Quando o Mérito Vira Métrica: Crônica de uma Universidade Exausta

postado em: Avaliação, Comportamento, Pesquisa | 0

A universidade que aprendemos a admirar na juventude já não se reconhece no espelho. O ambiente acadêmico, antes marcado pela curiosidade e pela vontade de pensar o mundo, tornou-se um espaço que cobra resultados numéricos com insistência. O professor, que ontem era lembrado pelo diálogo que despertava, hoje é avaliado pelo número de artigos produzidos, pelas citações acumuladas, pelos financiamentos obtidos. Uma boa aula já não conta tanto quanto um gráfico ascendente no currículo; formar pessoas vale menos do que alimentar plataformas.

Essa é a realidade mais dura: o valor do trabalho intelectual foi reduzido ao que pode ser medido. Quando a produção diminui, diminui também o reconhecimento. A expressão “Publicar ou Perecer” não é exagero retórico; ela descreve um cotidiano que exige ritmo constante, metas sucessivas, prazos que não cessam. Quem para para respirar arrisca desaparecer na competição. Para os pesquisadores mais jovens, essa lógica é ainda mais severa: não produzir significa ficar à margem.

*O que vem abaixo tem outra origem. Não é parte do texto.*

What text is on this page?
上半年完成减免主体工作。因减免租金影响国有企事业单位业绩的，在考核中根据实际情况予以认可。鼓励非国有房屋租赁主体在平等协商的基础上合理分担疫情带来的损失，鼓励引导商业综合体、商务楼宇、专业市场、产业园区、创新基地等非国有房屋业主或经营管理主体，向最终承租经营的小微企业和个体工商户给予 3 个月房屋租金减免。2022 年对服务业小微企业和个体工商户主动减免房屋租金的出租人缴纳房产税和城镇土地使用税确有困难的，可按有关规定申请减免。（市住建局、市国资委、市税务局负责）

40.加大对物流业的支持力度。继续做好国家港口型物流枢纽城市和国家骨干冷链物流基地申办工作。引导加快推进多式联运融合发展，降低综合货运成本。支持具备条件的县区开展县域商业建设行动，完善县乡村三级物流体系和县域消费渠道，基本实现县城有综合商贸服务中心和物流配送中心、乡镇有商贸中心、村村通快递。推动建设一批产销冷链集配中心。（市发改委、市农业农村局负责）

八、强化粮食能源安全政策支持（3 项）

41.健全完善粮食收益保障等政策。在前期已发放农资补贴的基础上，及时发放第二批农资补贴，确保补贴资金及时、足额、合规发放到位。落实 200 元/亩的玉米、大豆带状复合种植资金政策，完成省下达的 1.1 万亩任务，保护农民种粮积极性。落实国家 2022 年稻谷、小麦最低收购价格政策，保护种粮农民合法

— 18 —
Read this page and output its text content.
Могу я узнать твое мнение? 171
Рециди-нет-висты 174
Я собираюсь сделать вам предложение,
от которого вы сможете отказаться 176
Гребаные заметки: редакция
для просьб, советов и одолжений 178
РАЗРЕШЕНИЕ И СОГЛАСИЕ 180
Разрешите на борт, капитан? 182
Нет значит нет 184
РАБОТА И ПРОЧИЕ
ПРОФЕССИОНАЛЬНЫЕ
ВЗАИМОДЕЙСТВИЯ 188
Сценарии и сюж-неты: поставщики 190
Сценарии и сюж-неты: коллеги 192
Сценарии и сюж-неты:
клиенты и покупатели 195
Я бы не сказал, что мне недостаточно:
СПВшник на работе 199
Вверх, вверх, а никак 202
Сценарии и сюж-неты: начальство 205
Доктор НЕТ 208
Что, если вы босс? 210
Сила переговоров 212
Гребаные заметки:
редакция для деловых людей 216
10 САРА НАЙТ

Paralelamente, a gestão universitária se expandiu de forma notável. Crescem os setores burocráticos, as exigências de relatórios, prestações de contas, regulamentações. Cada projeto, cada atividade, cada passo precisam ser descritos, justificados, registrados. O tempo dedicado a explicar o que se pretende fazer muitas vezes supera o tempo realmente dedicado a fazer. O ensino e a pesquisa, que deveriam ocupar o centro, disputam espaço com tarefas administrativas que se multiplicam.

A exigência de “impacto social” segue a mesma linha. Em princípio, é uma ideia importante: pesquisa que dialoga com a sociedade, que contribui com problemas reais. Na prática, porém, não raramente torna-se um requisito formal, cumprido por discursos prontos. Projetos relevantes precisam agora vir acompanhados de justificativas convincentes, mesmo quando o verdadeiro motivo, a curiosidade ou o interesse intelectual, seria suficiente. A preocupação passa a ser atender a critérios externos, mais do que perseguir perguntas significativas.

Nesse cenário, muitos docentes e pesquisadores trabalham com vínculos frágeis, temporários, com pouca garantia de continuidade. A precarização não é exceção, mas parte do funcionamento. São esses profissionais que assumem grande parte das aulas, orientações e projetos, mesmo sem a estabilidade ou o reconhecimento que merecem. Sem eles, o sistema não se sustenta, ainda que raramente sejam lembrados.

O resultado é um clima de cansaço amplo, perceptível nas conversas rápidas de corredor e nos desabafos discretos. Há crítica, mas raramente há ação. Todos sabem que o modelo atual tem falhas evidentes, que pressiona sem medida e dispersa energias que deveriam estar concentradas no conhecimento. Ainda assim, seguimos porque parar parece arriscado demais.

A universidade continua, mas carrega um peso que não precisaria existir. Talvez ainda seja possível recuperar parte da leveza e da liberdade de pensar que um dia a definiram. Mas, para isso, será necessário mais do que reconhecer o problema; será preciso ter coragem de enfrentar o que se tornou rotina. Hoje, seguimos resistindo como podemos, esperando que a reflexão volte a valer tanto quanto os números que insistem em nos medir.